Los Angeles Times

Manchin declines to endorse Biden for 2024


WASHINGTON — Sen. Joe Manchin III, one of the Democrats’ most conservati­ve and contrarian members, declined Sunday to endorse Joe Biden if the president seeks a second term in 2024 and refused to say whether he wants Democrats to retain control of Congress after the November elections.

In a round of appearance­s on five news shows, the West Virginia senator also expressed hope that Sen. Kyrsten Sinema (DAriz.) will back a Democratic package of climate, healthcare and tax initiative­s that he negotiated.

She joined Manchin last year in forcing cuts and changes in larger versions of the plan, and support from every Democrat in the 50-50 Senate — plus Vice President Kamala Harris’ tiebreakin­g vote — is needed to overcome anticipate­d unanimous Republican opposition in votes expected this week. Sinema has declined to tell reporters her stance.

“I would like to think she would be favorable toward it,” he said.

Beyond that, Manchin demurred when pressed about supporting his party or its nominee for president in upcoming elections.

“I’m not getting into 2022 or 2024,” he said, adding that “whoever is my president, that’s my president.”

Manchin said control of Congress will be determined by the choices of voters in individual states, rather than his own preference­s.

The senator faces reelection in 2024 in a state where Donald Trump prevailed in every county in the last two presidenti­al races, winning more than two-thirds of West Virginia’s voters.

Manchin also tried to decry the rise of partisansh­ip and suggested America’s path forward will need to move beyond traditiona­l party-line politics.
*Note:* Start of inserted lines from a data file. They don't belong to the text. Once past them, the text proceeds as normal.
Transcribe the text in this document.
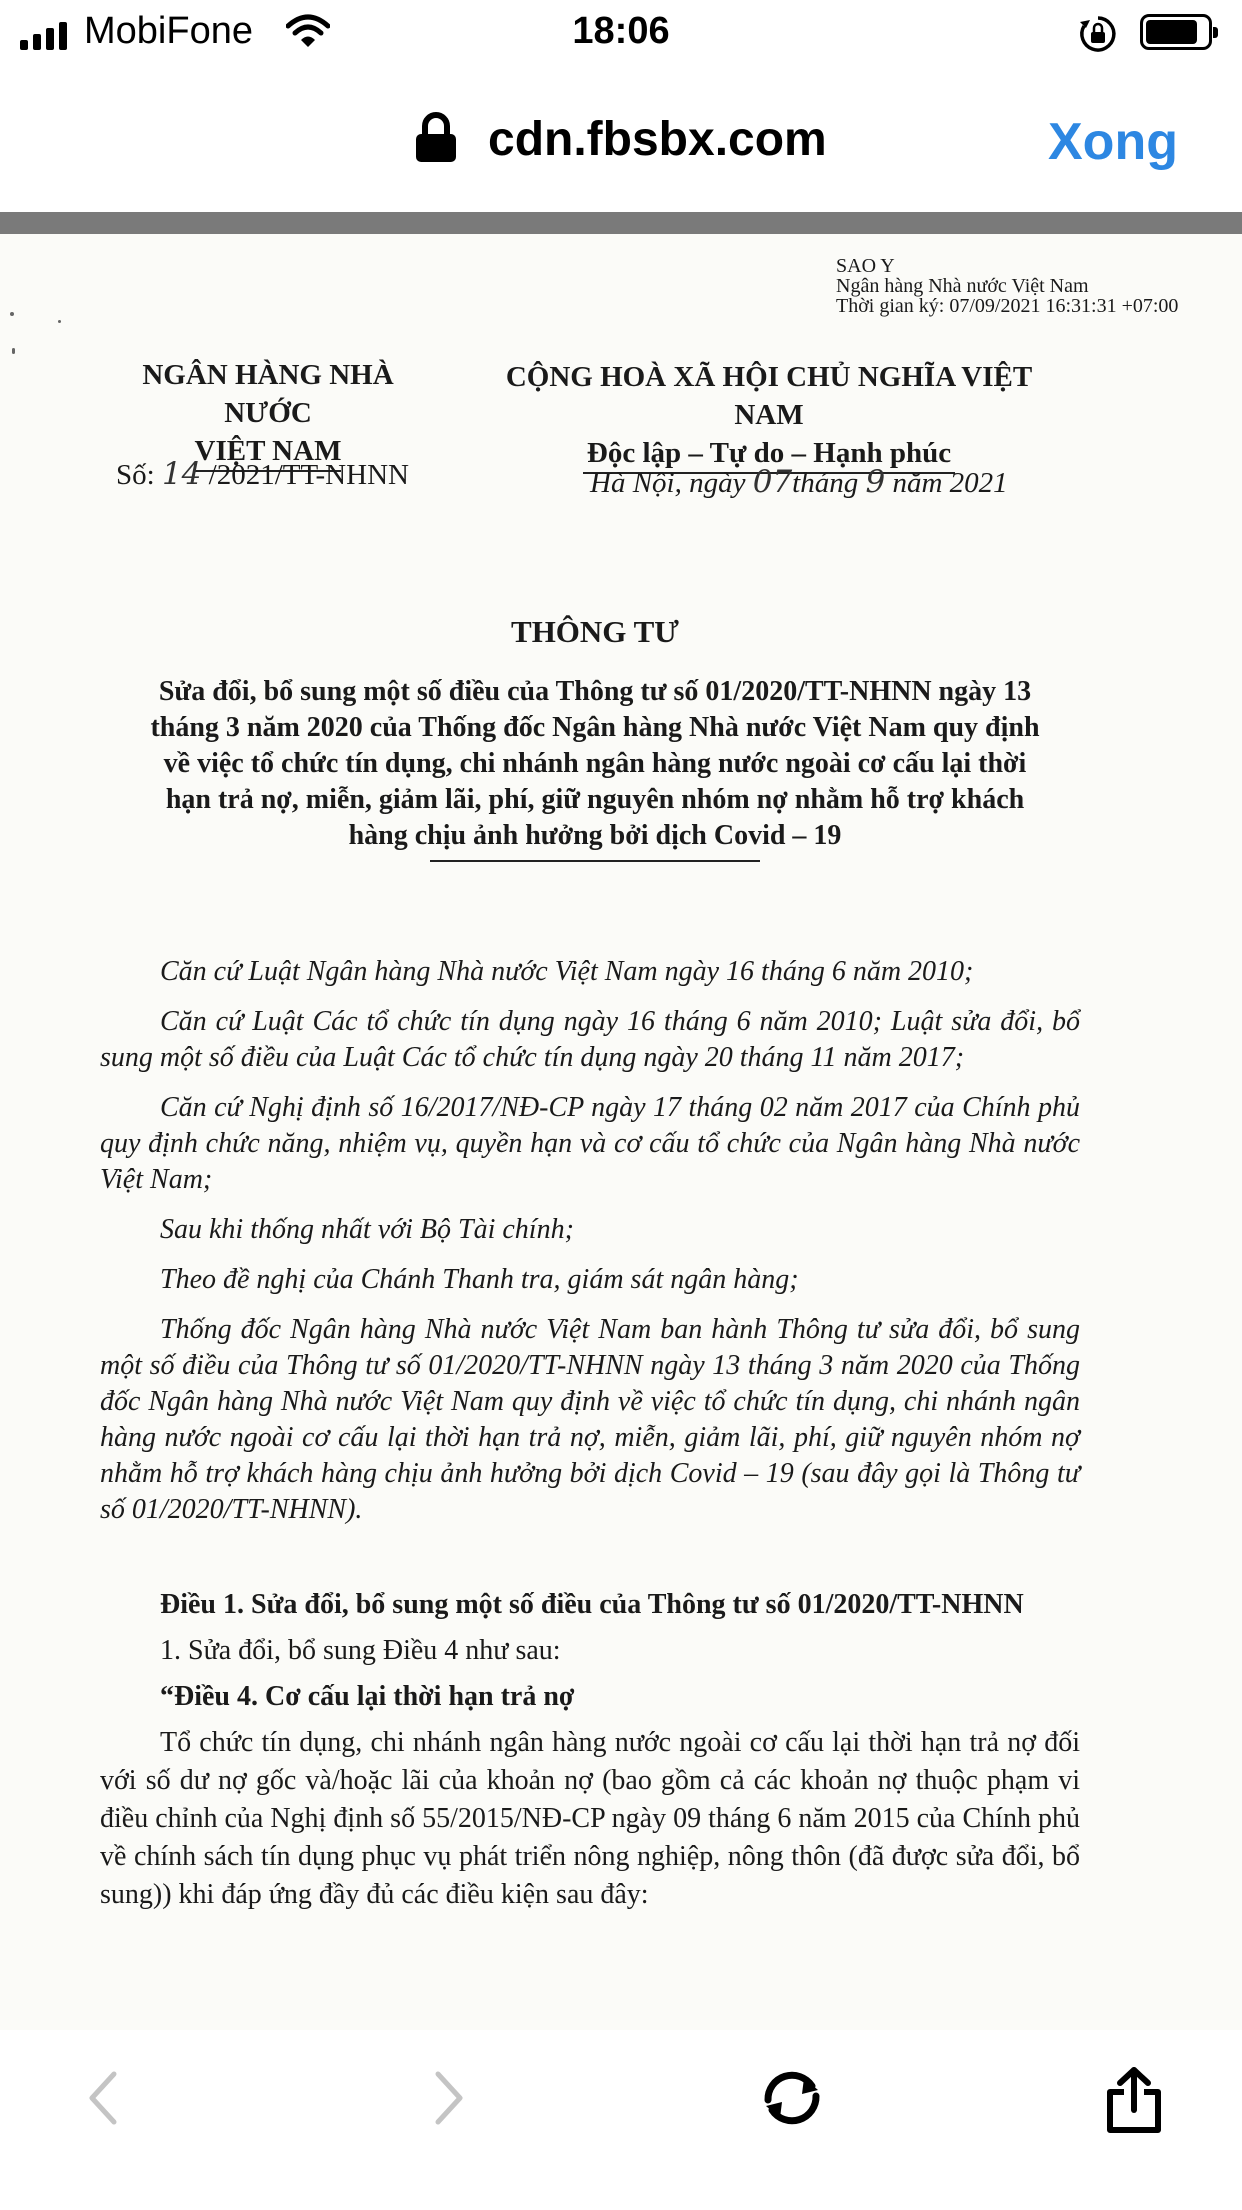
MobiFone	18:06
cdn.fbsbx.com	Xong
SAO Y
Ngân hàng Nhà nước Việt Nam
Thời gian ký: 07/09/2021 16:31:31 +07:00
NGÂN HÀNG NHÀ NƯỚC
VIỆT NAM
CỘNG HOÀ XÃ HỘI CHỦ NGHĨA VIỆT NAM
Độc lập – Tự do – Hạnh phúc
Số: 14 /2021/TT-NHNN	Hà Nội, ngày 07tháng 9 năm 2021
THÔNG TƯ
Sửa đổi, bổ sung một số điều của Thông tư số 01/2020/TT-NHNN ngày 13
tháng 3 năm 2020 của Thống đốc Ngân hàng Nhà nước Việt Nam quy định
về việc tổ chức tín dụng, chi nhánh ngân hàng nước ngoài cơ cấu lại thời
hạn trả nợ, miễn, giảm lãi, phí, giữ nguyên nhóm nợ nhằm hỗ trợ khách
hàng chịu ảnh hưởng bởi dịch Covid – 19

Căn cứ Luật Ngân hàng Nhà nước Việt Nam ngày 16 tháng 6 năm 2010;

Căn cứ Luật Các tổ chức tín dụng ngày 16 tháng 6 năm 2010; Luật sửa đổi, bổ sung một số điều của Luật Các tổ chức tín dụng ngày 20 tháng 11 năm 2017;

Căn cứ Nghị định số 16/2017/NĐ-CP ngày 17 tháng 02 năm 2017 của Chính phủ quy định chức năng, nhiệm vụ, quyền hạn và cơ cấu tổ chức của Ngân hàng Nhà nước Việt Nam;

Sau khi thống nhất với Bộ Tài chính;

Theo đề nghị của Chánh Thanh tra, giám sát ngân hàng;

Thống đốc Ngân hàng Nhà nước Việt Nam ban hành Thông tư sửa đổi, bổ sung một số điều của Thông tư số 01/2020/TT-NHNN ngày 13 tháng 3 năm 2020 của Thống đốc Ngân hàng Nhà nước Việt Nam quy định về việc tổ chức tín dụng, chi nhánh ngân hàng nước ngoài cơ cấu lại thời hạn trả nợ, miễn, giảm lãi, phí, giữ nguyên nhóm nợ nhằm hỗ trợ khách hàng chịu ảnh hưởng bởi dịch Covid – 19 (sau đây gọi là Thông tư số 01/2020/TT-NHNN).

Điều 1. Sửa đổi, bổ sung một số điều của Thông tư số 01/2020/TT-NHNN

1. Sửa đổi, bổ sung Điều 4 như sau:

“Điều 4. Cơ cấu lại thời hạn trả nợ

Tổ chức tín dụng, chi nhánh ngân hàng nước ngoài cơ cấu lại thời hạn trả nợ đối với số dư nợ gốc và/hoặc lãi của khoản nợ (bao gồm cả các khoản nợ thuộc phạm vi điều chỉnh của Nghị định số 55/2015/NĐ-CP ngày 09 tháng 6 năm 2015 của Chính phủ về chính sách tín dụng phục vụ phát triển nông nghiệp, nông thôn (đã được sửa đổi, bổ sung)) khi đáp ứng đầy đủ các điều kiện sau đây:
His national TV interviews culminated a highprofil­e week in which his compromise with Senate Majority Leader Charles E. Schumer (D-N.Y.) revived a package of White House priorities on climate, healthcare, taxes and deficit reduction.

Manchin had torpedoed a grander plan in December and lowered expectatio­ns about a substantia­l agreement being reached.
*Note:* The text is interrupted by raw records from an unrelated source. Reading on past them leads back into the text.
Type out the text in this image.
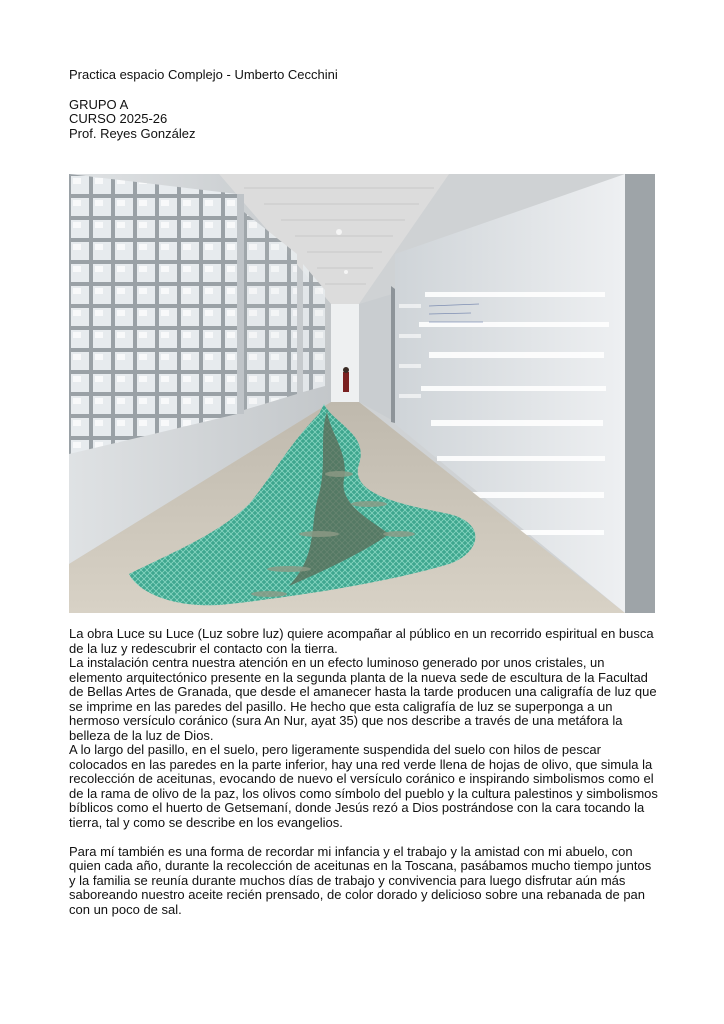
Practica espacio Complejo - Umberto Cecchini
GRUPO A
CURSO 2025-26
Prof. Reyes González

La obra Luce su Luce (Luz sobre luz) quiere acompañar al público en un recorrido espiritual en busca de la luz y redescubrir el contacto con la tierra.

La instalación centra nuestra atención en un efecto luminoso generado por unos cristales, un elemento arquitectónico presente en la segunda planta de la nueva sede de escultura de la Facultad de Bellas Artes de Granada, que desde el amanecer hasta la tarde producen una caligrafía de luz que se imprime en las paredes del pasillo. He hecho que esta caligrafía de luz se superponga a un hermoso versículo coránico (sura An Nur, ayat 35) que nos describe a través de una metáfora la belleza de la luz de Dios.

A lo largo del pasillo, en el suelo, pero ligeramente suspendida del suelo con hilos de pescar colocados en las paredes en la parte inferior, hay una red verde llena de hojas de olivo, que simula la recolección de aceitunas, evocando de nuevo el versículo coránico e inspirando simbolismos como el de la rama de olivo de la paz, los olivos como símbolo del pueblo y la cultura palestinos y simbolismos bíblicos como el huerto de Getsemaní, donde Jesús rezó a Dios postrándose con la cara tocando la tierra, tal y como se describe en los evangelios.

Para mí también es una forma de recordar mi infancia y el trabajo y la amistad con mi abuelo, con quien cada año, durante la recolección de aceitunas en la Toscana, pasábamos mucho tiempo juntos y la familia se reunía durante muchos días de trabajo y convivencia para luego disfrutar aún más saboreando nuestro aceite recién prensado, de color dorado y delicioso sobre una rebanada de pan con un poco de sal.
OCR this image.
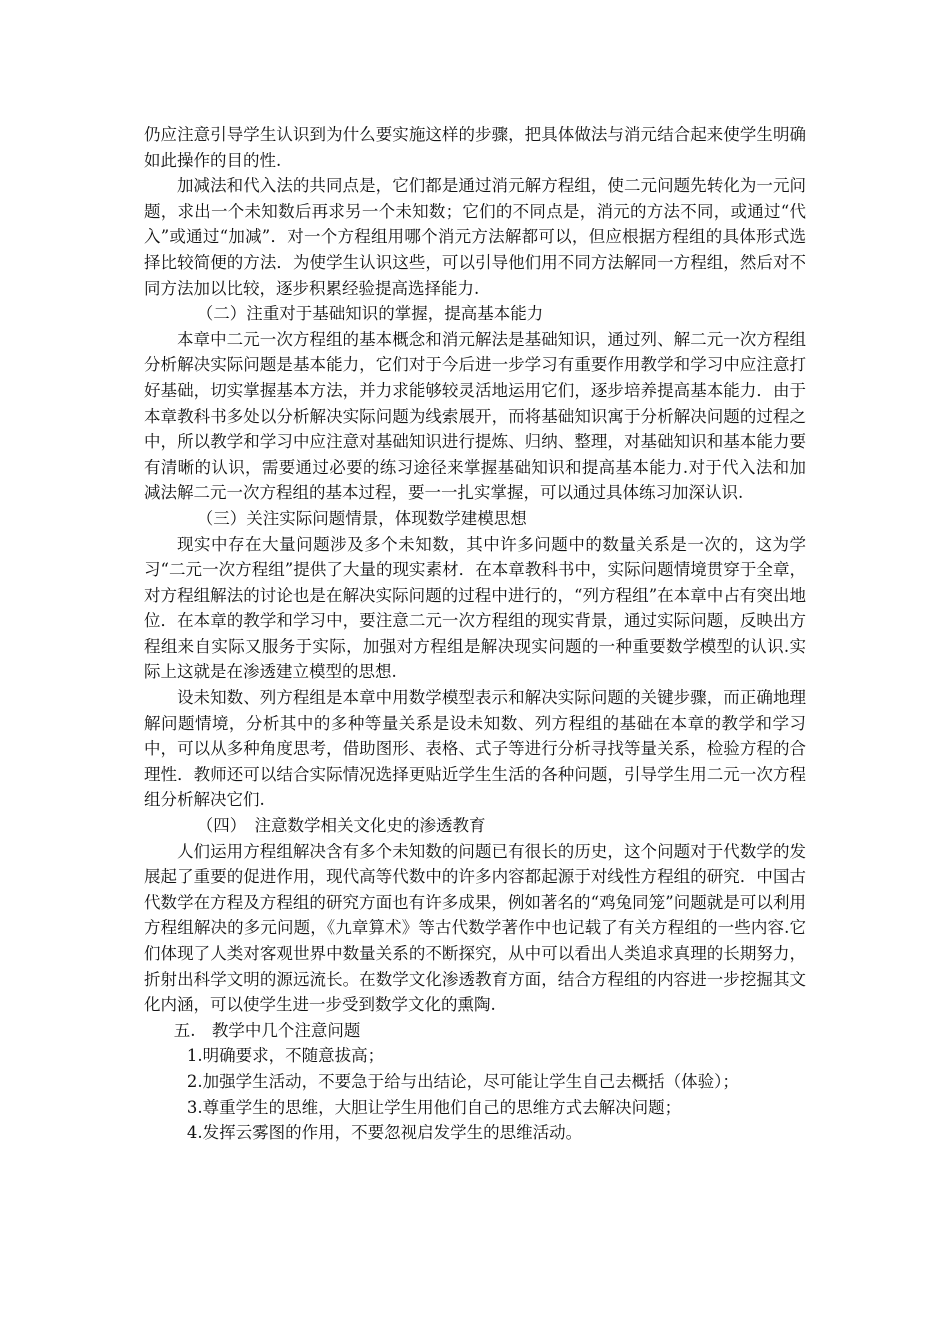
仍应注意引导学生认识到为什么要实施这样的步骤，把具体做法与消元结合起来使学生明确如此操作的目的性.

加减法和代入法的共同点是，它们都是通过消元解方程组，使二元问题先转化为一元问题，求出一个未知数后再求另一个未知数；它们的不同点是，消元的方法不同，或通过“代入”或通过“加减”．对一个方程组用哪个消元方法解都可以，但应根据方程组的具体形式选择比较简便的方法．为使学生认识这些，可以引导他们用不同方法解同一方程组，然后对不同方法加以比较，逐步积累经验提高选择能力.

（二）注重对于基础知识的掌握，提高基本能力

本章中二元一次方程组的基本概念和消元解法是基础知识，通过列、解二元一次方程组分析解决实际问题是基本能力，它们对于今后进一步学习有重要作用教学和学习中应注意打好基础，切实掌握基本方法，并力求能够较灵活地运用它们，逐步培养提高基本能力．由于本章教科书多处以分析解决实际问题为线索展开，而将基础知识寓于分析解决问题的过程之中，所以教学和学习中应注意对基础知识进行提炼、归纳、整理，对基础知识和基本能力要有清晰的认识，需要通过必要的练习途径来掌握基础知识和提高基本能力.对于代入法和加减法解二元一次方程组的基本过程，要一一扎实掌握，可以通过具体练习加深认识.

（三）关注实际问题情景，体现数学建模思想

现实中存在大量问题涉及多个未知数，其中许多问题中的数量关系是一次的，这为学习“二元一次方程组”提供了大量的现实素材．在本章教科书中，实际问题情境贯穿于全章，对方程组解法的讨论也是在解决实际问题的过程中进行的，“列方程组”在本章中占有突出地位．在本章的教学和学习中，要注意二元一次方程组的现实背景，通过实际问题，反映出方程组来自实际又服务于实际，加强对方程组是解决现实问题的一种重要数学模型的认识.实际上这就是在渗透建立模型的思想.

设未知数、列方程组是本章中用数学模型表示和解决实际问题的关键步骤，而正确地理解问题情境，分析其中的多种等量关系是设未知数、列方程组的基础在本章的教学和学习中，可以从多种角度思考，借助图形、表格、式子等进行分析寻找等量关系，检验方程的合理性．教师还可以结合实际情况选择更贴近学生生活的各种问题，引导学生用二元一次方程组分析解决它们.

（四）　注意数学相关文化史的渗透教育

人们运用方程组解决含有多个未知数的问题已有很长的历史，这个问题对于代数学的发展起了重要的促进作用，现代高等代数中的许多内容都起源于对线性方程组的研究．中国古代数学在方程及方程组的研究方面也有许多成果，例如著名的“鸡兔同笼”问题就是可以利用方程组解决的多元问题，《九章算术》等古代数学著作中也记载了有关方程组的一些内容.它们体现了人类对客观世界中数量关系的不断探究，从中可以看出人类追求真理的长期努力，折射出科学文明的源远流长。在数学文化渗透教育方面，结合方程组的内容进一步挖掘其文化内涵，可以使学生进一步受到数学文化的熏陶.

五.　教学中几个注意问题

1.明确要求，不随意拔高；

2.加强学生活动，不要急于给与出结论，尽可能让学生自己去概括（体验）；

3.尊重学生的思维，大胆让学生用他们自己的思维方式去解决问题；

4.发挥云雾图的作用，不要忽视启发学生的思维活动。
Both he and Sinema were previously aligned in opposing plans from Democratic senators to spend as much as $3.5 trillion on a climate and social justice bill.

Sinema, however, was cut out of the most recent discussion­s on the bill, which would narrow the so-called carried interest loophole, bringing in $14 billion of the proposal’s $739 billion in new revenue. Sinema has previously opposed doing that.

Manchin said Sunday that he did not brief Sinema or anyone else in the Democratic caucus on negotiatio­ns because of the risk that discussion­s would fall through. Acknowledg­ing he has not tried to speak to Sinema since announcing the deal, Manchin said there were plenty of reasons she would be “positive about it.”

He said the plan, the Inflation Reduction Act, would help with manufactur­ing jobs, reduce deficits by $300 billion, lower prescripti­on drug prices and accelerate the permitting process for energy production.

Sinema “has an awful lot in this piece of legislatio­n the way it’s been designed as far as the reduction of Medicare, letting Medicare go ahead and negotiate for lower drug prices,” Manchin said.

He defended the 15% minimum tax on corporatio­ns with $1 billion or more of earnings as closing “loopholes,” rather than an outright tax increase.

“I agree with her 100% we’re not going to raise taxes, and we don’t,” he said.

Schumer wants Senate passage this week, though he acknowledg­ed that timeline is “going to be hard” because it will take time for the chamber’s parliament­arian to make sure the bill conforms to Senate rules.

In the House, Democrats have a 220-211 edge, with four vacancies, leaving little margin for error for passage.

Manchin offered praise for Biden in regard to the bill because “you don’t do a bill this magnitude and this size without the president knowing what’s going on, the president being involved in, to a certain extent, but also giving approval.”

But in midterm elections, voters often reject the party that holds the White House, and this year, Biden’s unpopulari­ty and rising inflation are creating strong headwinds for Democrats.

Manchin appeared on NBC’s “Meet the Press,” CNN’s “State of the Union,” ABC’s “This Week,” “Fox News Sunday” and CBS’ “Face the Nation.”